Rowan Williams on Jewish identity and religious freedom in liberal modernity
"The [French] revolution wanted to save Jews from Judaism, turning them into 
rational citizens untroubled by strange ancestral superstitions. It 
ended up taking just as persecutory an approach as the Church and the 
Christian monarchy. The legacies of Christian bigotry and enlightened 
contempt are tightly woven together in the European psyche, it seems, 
and the nightmares of the 20th century are indebted to both strands.
"In some ways, this prompts the most significant question to emerge from
 the [history of Jews in modern Europe].  Judaism 
becomes a stark test case for what we mean by pluralism and religious 
liberty: if the condition for granting religious liberty is, in effect, 
conformity to secular public norms, what kind of liberty is this? More 
than even other mainstream religious communities, Jews take their stand 
on the fact that their identity is not an optional leisure activity or 
lifestyle choice. Their belief is that they are who they are for reasons
 inaccessible to the secular state, and they ask that this particularity
 be respected—granted that it will not interfere with their compliance
 with the law of the state.
"This question is currently a pressing one. Does liberal modernity mean 
the eradication of organic traditions and identities, communal belief 
and ritual, in the name of absolute public uniformity? Or does it 
involve the harder work of managing the reality that people have diverse
 religious and cultural identities as well as their papers of 
citizenship, and accepting that these identities will shape the way they
 interact?
"Yet again, we see how Jews can be caught in a mesh of skewed 
perception. The argumentative dice are loaded against them. As a 
distinctive cluster of communities held together by language, history 
and law—with the assumption for the orthodox believer that all of this
 is the gift of God—they pose a threat to triumphalist religious 
systems that look to universal hegemony and conversion.
"The Christian or Muslim zealot cannot readily accept the claim of an 
identity that is simply given and not to be argued away by the doctrines
 of newer faiths. But the dogmatic secularist finds this no easier. 

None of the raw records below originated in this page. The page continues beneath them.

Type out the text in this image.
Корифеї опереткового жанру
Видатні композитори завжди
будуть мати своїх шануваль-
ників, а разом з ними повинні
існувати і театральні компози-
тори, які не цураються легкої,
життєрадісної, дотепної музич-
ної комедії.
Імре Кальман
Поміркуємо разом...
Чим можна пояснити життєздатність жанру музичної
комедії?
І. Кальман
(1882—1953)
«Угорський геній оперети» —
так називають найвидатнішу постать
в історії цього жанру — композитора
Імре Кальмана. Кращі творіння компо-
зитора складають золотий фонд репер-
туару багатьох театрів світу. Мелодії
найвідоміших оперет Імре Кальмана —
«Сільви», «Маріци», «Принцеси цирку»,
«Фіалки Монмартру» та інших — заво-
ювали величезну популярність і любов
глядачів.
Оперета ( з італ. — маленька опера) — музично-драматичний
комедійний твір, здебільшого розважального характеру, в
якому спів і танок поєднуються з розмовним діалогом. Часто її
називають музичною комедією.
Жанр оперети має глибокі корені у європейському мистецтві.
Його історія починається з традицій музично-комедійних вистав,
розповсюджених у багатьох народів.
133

Liberation from confessional and religiously exclusive societies ought, 
they think, to mean the embrace of a uniform enlightened world-view—but the Jew continues to insist that particularity is not negotiable. So
 we see the grimly familiar picture emerging of Judaism as the target of
 both left and right.
"The importance of [this history] is that it forces the reader to think 
about how the long and shameful legacy of Christian hatred for Jews is 
reworked in 'enlightened' society. Jews are just as 'other' for a 
certain sort of progressive politics and ethics as they were for early 
and medieval Christianity. The offence is the sheer persistence of an 
identity that refuses to understand itself as just a minor variant of 
the universal human culture towards which history is meant to be 
working. And to understand how this impasse operated is to understand 
something of why Zionism gains traction long before the Holocaust."